Palabras, montones de palabras de segunda mano, manoseadas
y atragantadas por la consigna, devenida en el
allanamiento de morada democrático. Palabras, montones
de palabras huecas, que nos sumen en la miopía auditiva;
palabras que bloquean nuestra capacidad de conocer y atravesar
–dia-logar– mediante los sentidos, que son los que nos
unen al universo de la verdad, e invitan a dejar la pluma para
poder recobrar el silencio que en el fondo somos. Quien no
escucha ese silencio es el mayor de todos los sordos. Esa es,
la sordera, que unida a la ceguera, fomenta nuestra neurosis
colectiva.
El más profundo sufrimiento que acecha al ser humano,
es el que siente cuando pierde su país de origen. «No he visto
–decía Jung– una sola neurosis que no tenga un origen
religioso». Estamos hablando de la nostalgia producida por
esa repatriación, siendo esa angustia el manantial de donde
nace el impulso a regresar a su Origen. La neurosis es la rebelión
de la naturaleza cuando la hemos metido por un camino
equivocado.
Lo cierto es que la inmensa mayoría de las gentes no son
conscientes del clamor de esa inquietud interior y ello, principalmente, debido a la dormidera social que supone hacer lo
que todo el mundo hace, que es una suerte de adaptación –no
integración sino adaptación– superficial a los valores de una
sociedad desorientada. Una especie de tapadera provisional,
una coraza protectora del pequeño ego que bloquea el sendero
que arriba del Ser esencial. Esa situación que yo llamo patología
de la normalidad, a nadie hace dichoso y puede mantenerse
hasta que la naturaleza, cuya identidad es estar despierta, no
soporte ya tanto opio y rompa cuando menos se piense en una
crisis de angustia. La apariencia irreprochable de tantas personas
solventes no logra, sin embargo, enmascarar esa tristeza
larvada y ese sentimiento de aislamiento que late en su fondo
sólo aparentemente satisfecho, y su seguridad y aplomo externos
no logra compensar su profundo y real desasosiego. ¿Qué
les ocurre? Se han separado de la vida y la angustia es la más
noble protesta que brota de la naturaleza inconsciente. ¿Y cuál
sería el camino de la curación? Instalarse en el Ser más allá de
la vida y de la muerte, más allá de la apariencia y las corazas.

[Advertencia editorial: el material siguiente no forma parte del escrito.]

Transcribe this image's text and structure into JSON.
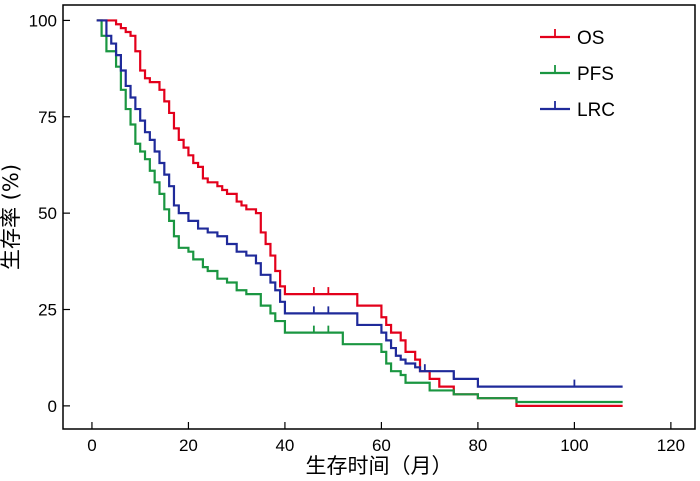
{
  "chart_data": {
    "type": "line",
    "step": true,
    "xlabel": "生存时间（月）",
    "ylabel": "生存率 (%)",
    "xlim": [
      -6,
      125
    ],
    "ylim": [
      -6,
      104
    ],
    "xticks": [
      0,
      20,
      40,
      60,
      80,
      100,
      120
    ],
    "yticks": [
      0,
      25,
      50,
      75,
      100
    ],
    "grid": false,
    "legend_position": "top-right",
    "series": [
      {
        "name": "OS",
        "color": "#e3001b",
        "x": [
          1,
          3,
          5,
          6,
          7,
          8,
          9,
          10,
          11,
          12,
          14,
          15,
          16,
          17,
          18,
          19,
          20,
          21,
          22,
          23,
          24,
          26,
          27,
          28,
          30,
          31,
          32,
          34,
          35,
          36,
          37,
          38,
          39,
          40,
          43,
          46,
          49,
          55,
          60,
          61,
          62,
          64,
          65,
          67,
          68,
          70,
          72,
          75,
          80,
          88,
          110
        ],
        "y": [
          100,
          100,
          99,
          98,
          97,
          96,
          92,
          87,
          85,
          84,
          82,
          79,
          76,
          72,
          69,
          67,
          65,
          63,
          62,
          59,
          58,
          57,
          56,
          55,
          53,
          52,
          51,
          50,
          45,
          42,
          39,
          35,
          31,
          29,
          29,
          29,
          29,
          26,
          23,
          21,
          19,
          17,
          14,
          12,
          9,
          7,
          5,
          3,
          2,
          0,
          0
        ],
        "censored_x": [
          46,
          49
        ]
      },
      {
        "name": "PFS",
        "color": "#1a9641",
        "x": [
          1,
          2,
          3,
          5,
          6,
          7,
          8,
          9,
          10,
          11,
          12,
          13,
          14,
          15,
          16,
          17,
          18,
          20,
          21,
          23,
          24,
          26,
          28,
          30,
          32,
          35,
          37,
          38,
          40,
          46,
          49,
          52,
          60,
          61,
          62,
          64,
          65,
          70,
          75,
          80,
          88,
          110
        ],
        "y": [
          100,
          96,
          92,
          88,
          82,
          77,
          73,
          68,
          66,
          64,
          61,
          58,
          55,
          51,
          48,
          44,
          41,
          40,
          38,
          36,
          35,
          33,
          32,
          30,
          29,
          26,
          24,
          22,
          19,
          19,
          19,
          16,
          14,
          11,
          9,
          8,
          6,
          4,
          3,
          2,
          1,
          1
        ],
        "censored_x": [
          46,
          49
        ]
      },
      {
        "name": "LRC",
        "color": "#1f2a9a",
        "x": [
          1,
          3,
          4,
          5,
          6,
          7,
          8,
          9,
          10,
          11,
          12,
          13,
          14,
          15,
          16,
          17,
          18,
          20,
          22,
          24,
          26,
          28,
          30,
          32,
          34,
          35,
          37,
          38,
          39,
          40,
          46,
          49,
          55,
          60,
          61,
          62,
          63,
          64,
          65,
          67,
          68,
          70,
          75,
          80,
          110
        ],
        "y": [
          100,
          96,
          94,
          91,
          87,
          83,
          80,
          77,
          74,
          71,
          69,
          66,
          63,
          60,
          57,
          52,
          50,
          48,
          46,
          45,
          44,
          42,
          40,
          39,
          37,
          34,
          32,
          30,
          27,
          24,
          24,
          24,
          21,
          19,
          17,
          15,
          13,
          12,
          11,
          10,
          9,
          9,
          7,
          5,
          5
        ],
        "censored_x": [
          46,
          49,
          69,
          75,
          100
        ]
      }
    ]
  }
}
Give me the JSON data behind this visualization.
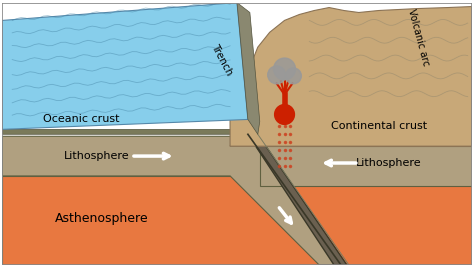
{
  "figsize": [
    4.74,
    2.65
  ],
  "dpi": 100,
  "bg_color": "#ffffff",
  "ocean_color": "#87CEEB",
  "ocean_line_color": "#4A8AAA",
  "oceanic_crust_top_color": "#7A7A60",
  "continental_surface_color": "#C8A878",
  "lithosphere_color": "#B0A080",
  "asthenosphere_color": "#E87840",
  "subduct_color": "#6A6050",
  "subduct_edge_color": "#3A3828",
  "arrow_color": "#ffffff",
  "volcano_red": "#CC2000",
  "volcano_smoke": "#999999",
  "magma_line_color": "#CC4422",
  "border_color": "#888888",
  "trench_label": "Trench",
  "volcanic_arc_label": "Volcanic arc",
  "oceanic_crust_label": "Oceanic crust",
  "continental_crust_label": "Continental crust",
  "lithosphere_label": "Lithosphere",
  "asthenosphere_label": "Asthenosphere"
}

El camino de la liberación no es un camino de rosas, entraña
mucha muerte, porque el pequeño yo, cuya dicha depende
de las condiciones existenciales, tiene que desaparecer, ahuecarse,
vaciarse. Hasta que el Ser real ocupe el puesto central de
nuestra vida, hasta que el sinsentido vuelva a cobrar sentido.
Por esa razón, bienvenida sea la neurosis que nos facilita la
vía hacia la liberación, hacia una vida nueva, por mucho sufrimiento
que ella implique.
Acoger la prueba del dolor como lo mejor de nuestra formación
y saber que la liberación pasa por el desamparo es la
exigencia de toda auténtica transformación, y el único camino
para volver del exilio hacia nuestro verdadero hogar.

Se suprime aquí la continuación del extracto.